Playing sounds with Python on a Raspberry Pi

Today I needed to play back an MP3 or WAV file through a USB audio device on a Raspberry Pi, in a Python script. "Should be easy!" I thought!

Clarence the Raspberry Pi Bell Slapper with USB audio output and speaker

Well, a couple hours later I decided to write this blog post to document the easiest way to do it, since I had to take quite a journey to get to the point where sound actually plays through the USB audio output.

The problem is most guides, like this simple one from Raspberry Pi's project site, assume two things:

  1. Your Raspberry Pi has a default sound device (e.g. 0) that works already
  2. You're running code interactively or in some way that it magically works without understanding how the underlying APIs work

The problem is, in my case, running a USB sound device off a headless Raspberry Pi Zero, neither of those assumptions were true.

Getting USB Audio working

The first step is to detect the USB audio device, and to tell your system to use it as the default audio device. There are other ways to detect and/or choose a specific device in the Python code itself, but it's easiest if you can just set the default system-wide and let Python use that default.

First, you need to make sure your sound device (in my case a little $9 Vantec NBA-120U adapter) is recognized. Run the following command, and you should see it listed as the device with 'USB' in the name:

$ cat /proc/asound/modules
 1 snd_usb_audio

Some Pi models will also show a 0 for a built-in device (e.g. the sound output on a model B version).

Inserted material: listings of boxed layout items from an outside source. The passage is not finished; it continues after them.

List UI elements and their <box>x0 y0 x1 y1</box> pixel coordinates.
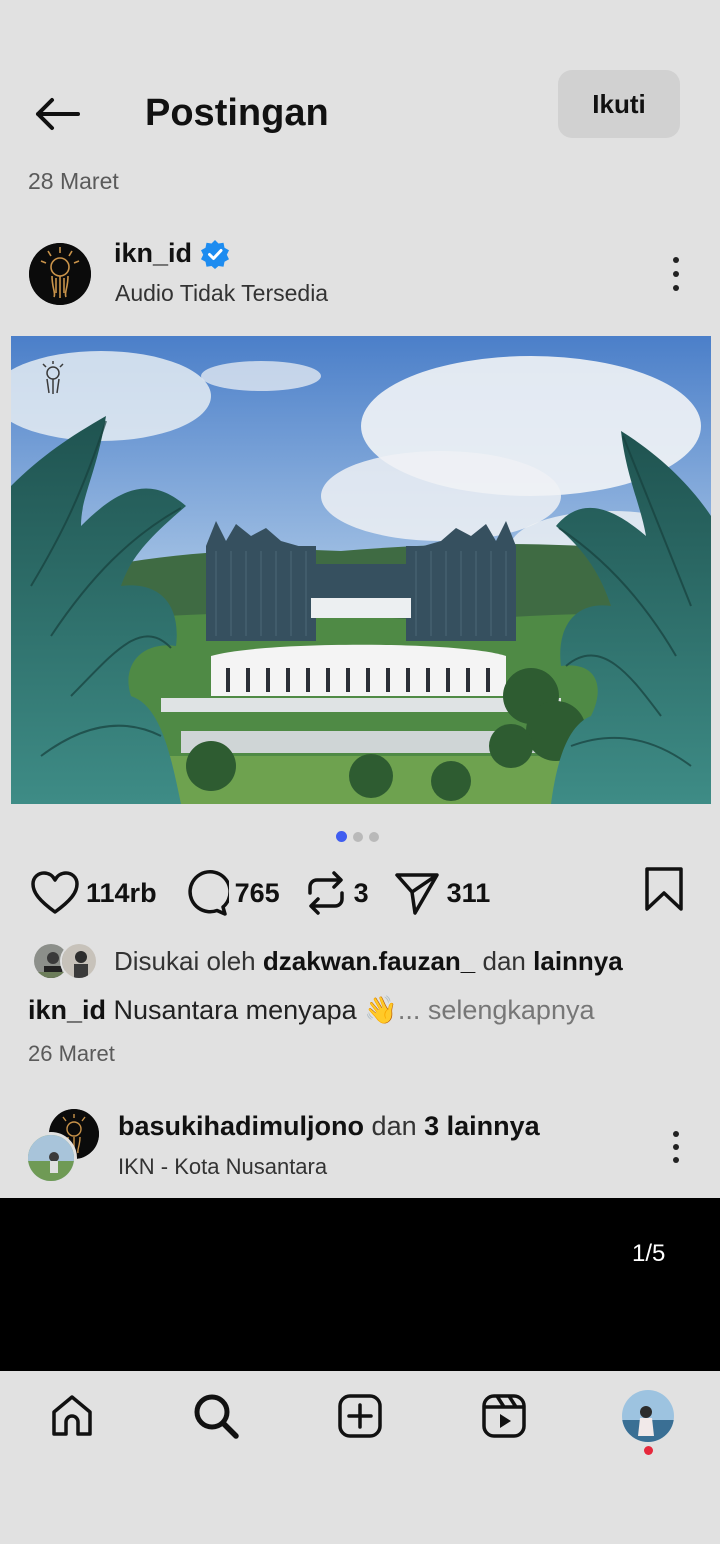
repost-button[interactable]: 3 <box>304 869 369 917</box>
comment-count: 765 <box>234 877 280 908</box>
next-post-authors: basukihadimuljono dan 3 lainnya <box>118 1111 540 1141</box>
nav-home[interactable] <box>46 1390 98 1442</box>
more-dot-icon <box>673 1157 679 1163</box>
post-date: 26 Maret <box>28 1041 115 1066</box>
pager-dot <box>369 831 379 842</box>
follow-button[interactable]: Ikuti <box>558 70 680 138</box>
caption-username[interactable]: ikn_id <box>28 995 106 1025</box>
nav-profile-avatar[interactable] <box>622 1390 674 1442</box>
post-caption[interactable]: ikn_id Nusantara menyapa 👋... selengkapn… <box>28 994 594 1026</box>
see-more-link[interactable]: selengkapnya <box>428 995 595 1025</box>
author-avatar-next[interactable] <box>25 1132 77 1184</box>
post-actions: 114rb 765 3 311 <box>30 865 514 921</box>
next-post-username[interactable]: basukihadimuljono <box>118 1111 364 1141</box>
next-post-media[interactable] <box>0 1198 720 1371</box>
share-count: 311 <box>446 877 491 908</box>
pager-dot-active <box>336 831 347 842</box>
notification-dot <box>644 1446 653 1455</box>
back-button[interactable] <box>26 88 86 140</box>
liked-by-user[interactable]: dzakwan.fauzan_ <box>263 946 475 976</box>
post-image[interactable] <box>11 336 711 804</box>
liked-by-row[interactable]: Disukai oleh dzakwan.fauzan_ dan lainnya <box>32 942 623 980</box>
next-post-options-button[interactable] <box>660 1129 692 1165</box>
like-count: 114rb <box>86 877 157 908</box>
carousel-pager <box>336 831 379 842</box>
post-date-top: 28 Maret <box>28 168 119 194</box>
bookmark-icon <box>645 867 683 911</box>
more-dot-icon <box>673 1131 679 1137</box>
liked-by-text: Disukai oleh dzakwan.fauzan_ dan lainnya <box>114 945 623 976</box>
page-title: Postingan <box>145 92 329 134</box>
author-username[interactable]: ikn_id <box>114 238 192 269</box>
search-icon <box>194 1394 239 1439</box>
like-button[interactable]: 114rb <box>30 870 157 916</box>
repost-count: 3 <box>353 877 369 908</box>
next-post-location[interactable]: IKN - Kota Nusantara <box>118 1154 327 1180</box>
send-icon <box>394 873 439 915</box>
verified-badge-icon <box>201 239 230 269</box>
media-counter: 1/5 <box>632 1240 666 1267</box>
home-icon <box>52 1395 92 1436</box>
more-dot-icon <box>673 271 679 277</box>
nav-search[interactable] <box>190 1390 242 1442</box>
share-button[interactable]: 311 <box>393 870 491 916</box>
arrow-left-icon <box>36 98 80 130</box>
liker-avatar <box>60 942 98 980</box>
repost-icon <box>307 871 344 915</box>
next-post-others[interactable]: 3 lainnya <box>424 1111 540 1141</box>
comment-icon <box>187 869 229 916</box>
pager-dot <box>353 831 363 842</box>
post-options-button[interactable] <box>660 255 692 293</box>
heart-icon <box>31 871 79 914</box>
nav-reels[interactable] <box>478 1390 530 1442</box>
audio-status[interactable]: Audio Tidak Tersedia <box>115 280 328 307</box>
reels-icon <box>482 1394 526 1438</box>
liked-by-others[interactable]: lainnya <box>533 946 623 976</box>
create-icon <box>338 1394 382 1438</box>
author-name-row: ikn_id <box>114 238 230 269</box>
nav-create[interactable] <box>334 1390 386 1442</box>
caption-text: Nusantara menyapa 👋 <box>113 995 398 1025</box>
more-dot-icon <box>673 1144 679 1150</box>
author-avatar[interactable] <box>29 243 91 305</box>
comment-button[interactable]: 765 <box>181 869 280 917</box>
more-dot-icon <box>673 285 679 291</box>
more-dot-icon <box>673 257 679 263</box>
save-button[interactable] <box>642 866 686 917</box>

By default, the ALSA (Advanced Linux Sound Architecture) audio system will try to use device 0, no matter what. To tell it to use device 1 (the snd_usb_audio device), you can configure either the global /etc/asound.conf file, or a user-local ~/.asoundrc file.

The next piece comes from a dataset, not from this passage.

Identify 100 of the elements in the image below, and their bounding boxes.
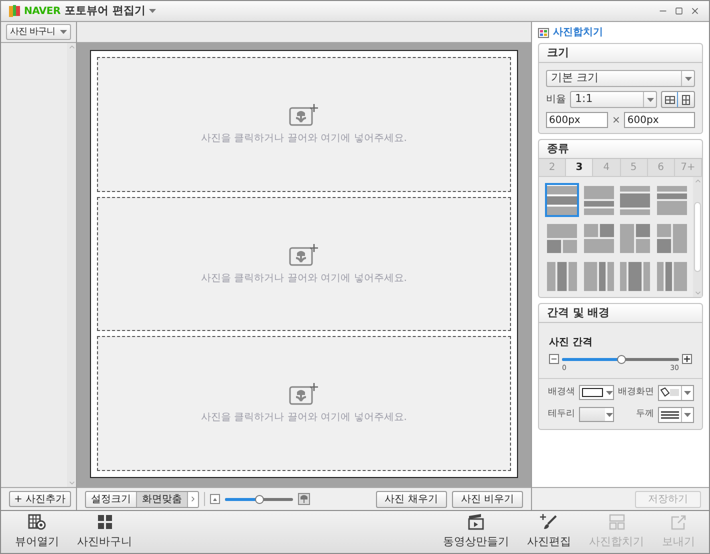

Inside one of those two files (I chose to configure the Pi user's ~/.asoundrc file), put the following contents:

pcm.!default {
        type hw
        card 1
}

ctl.!default {
        type hw
        card 1
}

This tells ALSA to default to card 1, the USB device. Now, to test that it's working, plug headphones or speakers into the output, and run:

$ speaker-test -c2 -twav -l7

You should start hearing sounds like "front left" and "front right" through your speakers or headphones.

Playing back sound with pygame.mixer

I had a simple "ding.wav" file that was the sound of a bell dinging, for my Raspberry Pi Bell Slapper project. I wanted to set it up so the Pi would not only ding a physical bell with a solenoid connected to the Pi's GPIO, but it also a ding sound through speakers so someone could hear the ding in another room.

Here's the minimal Python code required to play the file using pygame:

import pygame

pygame.mixer.init()
sound = pygame.mixer.Sound('/home/pi/ding.wav')
playing = sound.play()
while playing.get_busy():
    pygame.time.delay(100)

This requires pygame, which can be installed with pip3 install pygame. Pygame will also fail without the required mixer libraries, so you also need to run apt-get install libsdl2-mixer-2.0-0.

Once you've done that, you should be able to run the script (python3 play-sound.py), and it should play the file.

The while loop at the end is important—without it, the script will exit before the sound even gets a chance to play! That was the last bit that was missing from all the 'play sound with Python' tutorials I was seeing, and it's thanks to user1509818 that I found it.

Comments

Many thanks for this - as a Hardware Engineer this whole python stuff is mysterious and your great explanation above not only tells me what to do, but *why* and that is fantastic.

Cheers!

Glad you liked it :)

Too often I find forum posts or blog entries that just give a few steps or a code sample... but it's not as helpful as the full background, because almost always there will be one or two things you have to do differently, and it's annoying to have to re-learn all the things the OP had to learn!

If you're on Raspbian, instead of `pip3 install pygame` you can run `apt install python3-pygame` and get all the dependencies installed automatically.

Hey Jeff, thanks for the content. I'd be interested to see a little more exploration of the facilities available with pygame sound - like setting the volume, pausing, setting current position etc.

Whether I play sounds via VLC, OMXPlayer or this python program, on my RPi3B, it's almost inevitably muted for the first few seconds (have you experienced that?), so any audio-stream-readiness check available would also be of interest.

A link in 'Further Reading' would enable readers to delve further into Python sound, if I may suggest.